В начале шестидесятых годов был он студентом одного из южно-русских университетов. Даровитый, общительный юноша, он скоро нашел себе место в лучшем из тех кружков, на которые делилось тогда N-ское студенчество. Двадцать пять рублей, высылаемые ежемесячно отцом, небогатым помещиком, занимавшим средней руки пост в маленькой администрации, — ставили его в положение чуть не Креза среди товарищей, из которых многие пришли пешком за двести и за триста верст, а почти все пробивались кое-как, кондициями, переводами, перепискою, уроками. Здесь «кающийся дворянин» в первый раз увидал горькую судьбу нашего, так называемого, «умственного пролетариата», который, вследствие ничтожного спроса на умственный труд, терпит часто крайнюю нужду и при ней осужден еще на худшую из нравственных мук: на ежечасные сомнения в полезности, в самой даже законности своего существования.
Калачев обладал комнатою, где пять-шесть человек близких знакомых могли собираться для вечерних занятий или поговорить о сильно всех волновавших тогда ожиданиях, надеждах и событиях. Он мог доставать журналы и книги. Его знание иностранных языков навело его на мысль устроить литературные вечера, на которых читались и обсуждались переводы и извлечения заграницею появлявшихся брошюр и книг по разным жгучим вопросам. Таким образом Калачев слыл за коновода, хотя в действительности, обладая большою отзывчивостью, он значительно меньше многих своих друзей был одарен предприимчивостью и самодеятельностью мысли.
То было время, когда диапазон во всей России настроился выше среднего уровня, когда всякий порядочный человек на Руси, засыпая вечером, как будто назавтра чего-то ждал, а утром просыпался как к светлому празднику… Рутинные шероховатости и суровости жизни, к которым в обычное время всякий привык, от которых он только морщится, — тут с особенною назойливостью стали каждому лезть в глаза, коробить всех своею вопиющею несообразностью с поголовным одушевлением и ожиданием… В студенческом быту готовился довольно знаменательный перелом. В ожидании его, заветная грань между licet и nonlicet[66]
стушевалась, колебалась каждый день, передвигаясь то вправо, то влево, так что и сами блюстители ее не всегда с достоверностью знали, где именно она находится в данный момент… Отсюда бесконечныеОбстоятельство это как громом поразило семью, возлагавшую блестящие упованья на ум, прилежание и доброе сердце Степочки. Сердились, охали; но как нужно же было что-нибудь предпринять, то и порешили, что, видно, сама судьба велит ему сделаться вольным художником: благо он с детства ощущал к рисованию прирожденную страсть и дивил учителей быстрыми своими успехами.

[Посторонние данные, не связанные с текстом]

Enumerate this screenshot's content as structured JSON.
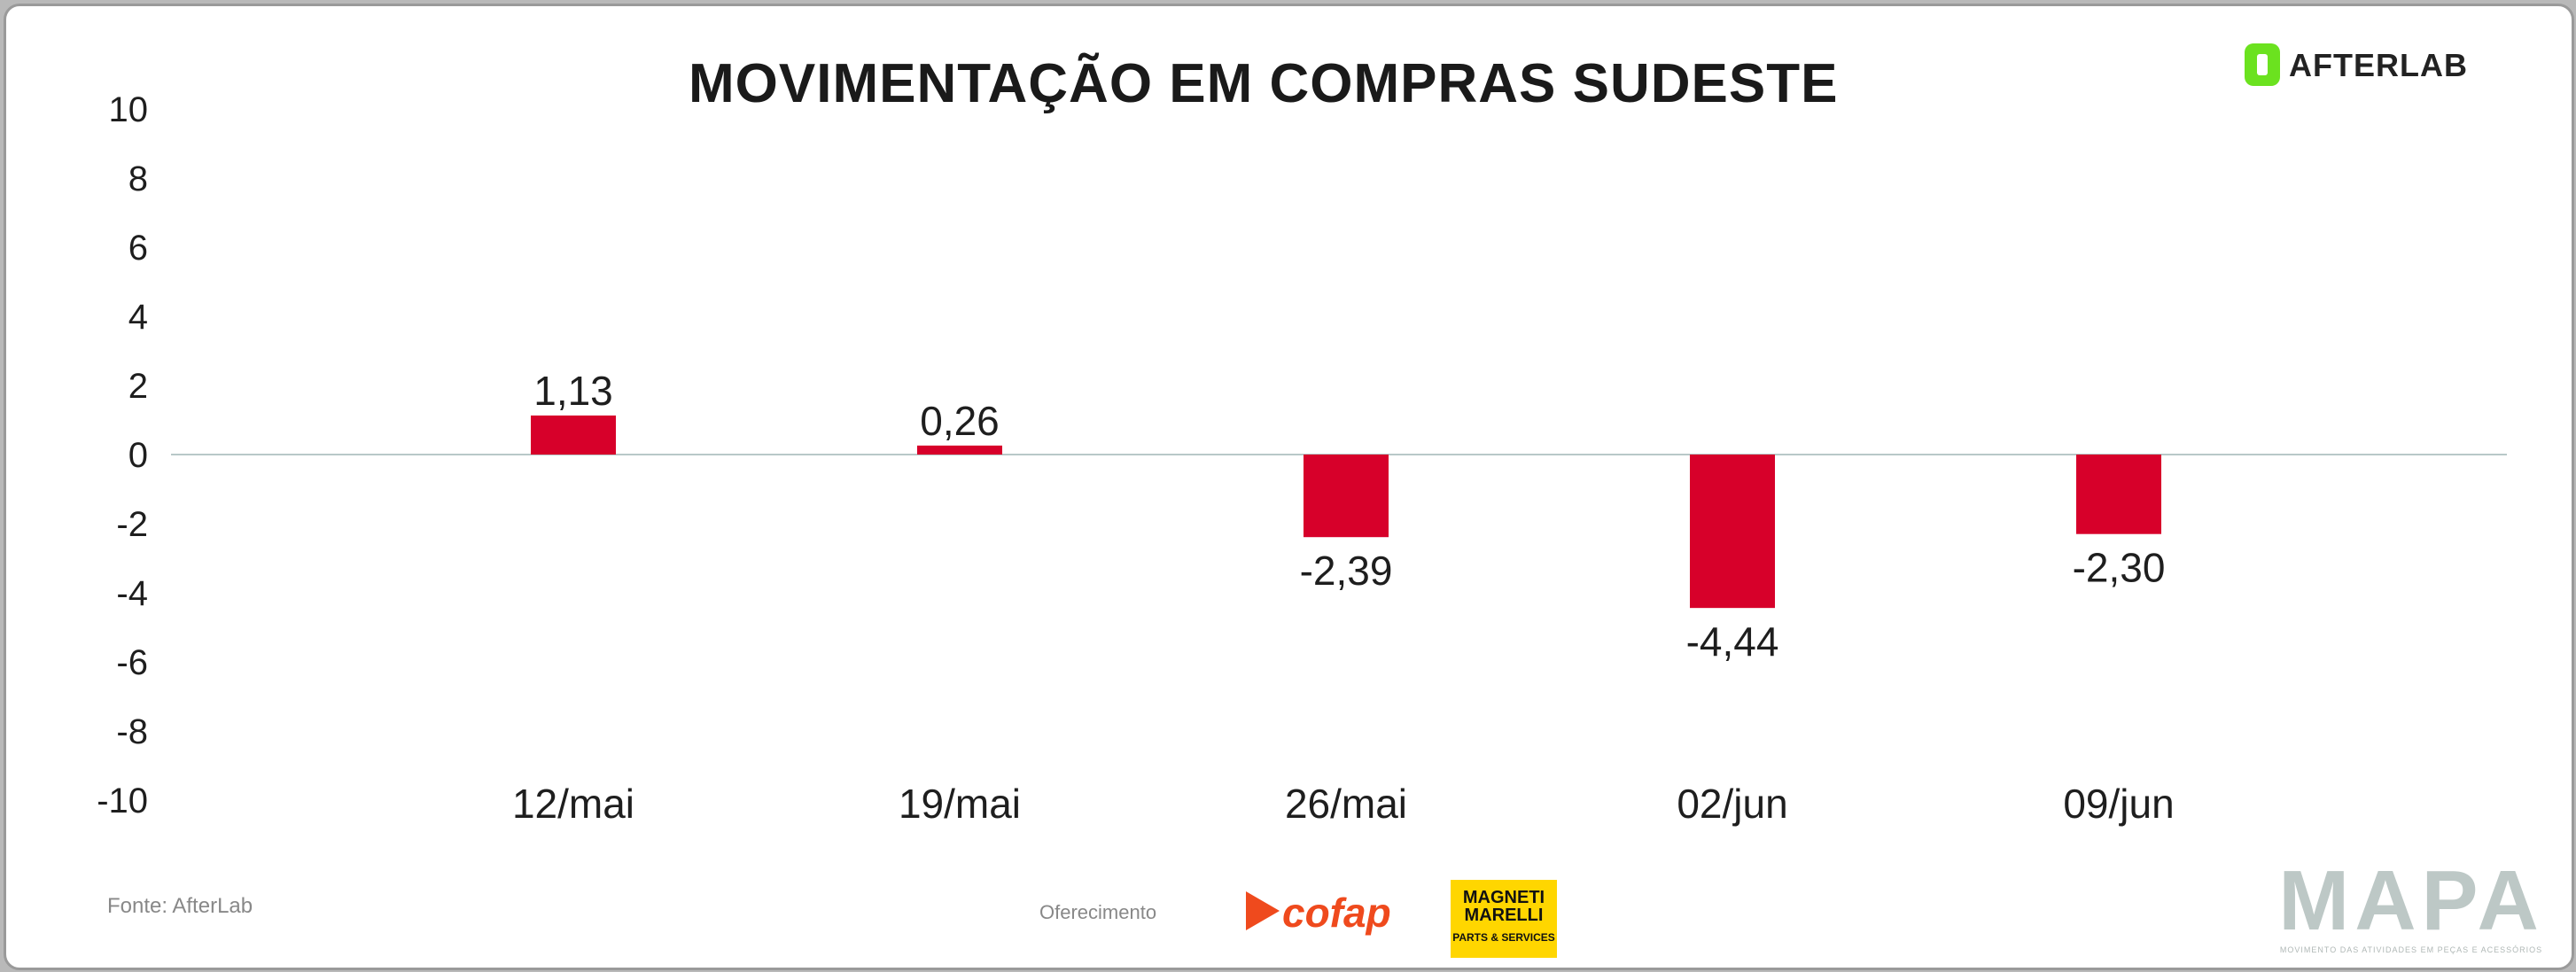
{
  "title": "MOVIMENTAÇÃO EM COMPRAS SUDESTE",
  "brand": {
    "name": "AFTERLAB",
    "color": "#6be21f"
  },
  "footer": {
    "source": "Fonte: AfterLab",
    "sponsor_label": "Oferecimento",
    "sponsor1": {
      "name": "cofap",
      "color": "#ef4a1d"
    },
    "sponsor2": {
      "name": "MAGNETI MARELLI",
      "subtitle": "PARTS & SERVICES",
      "color": "#ffd600"
    },
    "mapa": {
      "name": "MAPA",
      "tagline": "MOVIMENTO DAS ATIVIDADES EM PEÇAS E ACESSÓRIOS"
    }
  },
  "chart_data": {
    "type": "bar",
    "title": "MOVIMENTAÇÃO EM COMPRAS SUDESTE",
    "categories": [
      "12/mai",
      "19/mai",
      "26/mai",
      "02/jun",
      "09/jun"
    ],
    "values": [
      1.13,
      0.26,
      -2.39,
      -4.44,
      -2.3
    ],
    "value_labels": [
      "1,13",
      "0,26",
      "-2,39",
      "-4,44",
      "-2,30"
    ],
    "yticks": [
      10,
      8,
      6,
      4,
      2,
      0,
      -2,
      -4,
      -6,
      -8,
      -10
    ],
    "ylim": [
      -10,
      10
    ],
    "bar_color": "#d7002a",
    "grid": false,
    "legend": "none"
  }
}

И вот, Степочка в Риме; но и здесь он нашел нечто очень сродное тому, что помешало ему мирно кончить курс в аудиториях N-ского университета. Только здесь оно являлось более определенным, приуроченным к живым именам и к очень немногим одушевляющим, общепонятным формулам. В академии, в траттории, в домах, только об одном и говорили. Одно слово и одно имя были на всех устах: — «возрождение»[67]
и «Гарибальди».Не только новые товарищи Степана Васильевича, но и сторожа, натурщики, и отчасти даже профессора, наперерыв стремились в Сицилию. Многих хватали, и они надолго исчезали потом в ужасных казематах замка Сант-Анджело. Даже отставной папский драгун, Беппо Чичьо, которого выразительное лицо рисовали, живописали и ваяли целые поколения художников, — ощутил в один прекрасный день непреодолимое желание убедиться воочию, что за чудеса творятся в неаполитанских краях и что за богатырь проявился там Дон Лубардо[68]
?В сообществе этого-то Беппо Чичьо и очутился Степан Васильевич в Палермо… Их направили в большой и светлый манеж, где молодой черноусый полковник, в красной рубахе и в маленькой черной войлочной шляпе набекрень, муштровал взвод любителей-кавалеристов, вызывавших его досаду своим слишком поверхностным знакомством с трудным искусством верховой езды.
— Вот еще какого вам молодца привел, — рекомендовал Беппо Чичьо нашего соотечественника, — è russo… di Moscovia[69]
, — добавил он, заметив, что первое его выражение может быть принято за намек на рыжеватые волоса и усики Калачева[70].— В свободе все нации — сестры между собою, — учтиво заметил полковник.
Вечером этого дня, прибрав и выхолив своего коня, Степан Васильевич сладко заснул на своей койке, в казарме, где помещался только что сформированный эскадрон конных егерей Diavoli Rossi[71]
; заснул сильно утомленный, но с сознанием, что он пристроился к великому историческому делу, что и он стал, наконец, чуть заметным, но не лишним винтом в том таинственном и чудовищно сложном механизме, который перемалывает судьбы человечества в какую-то провиденциальную муку будущего.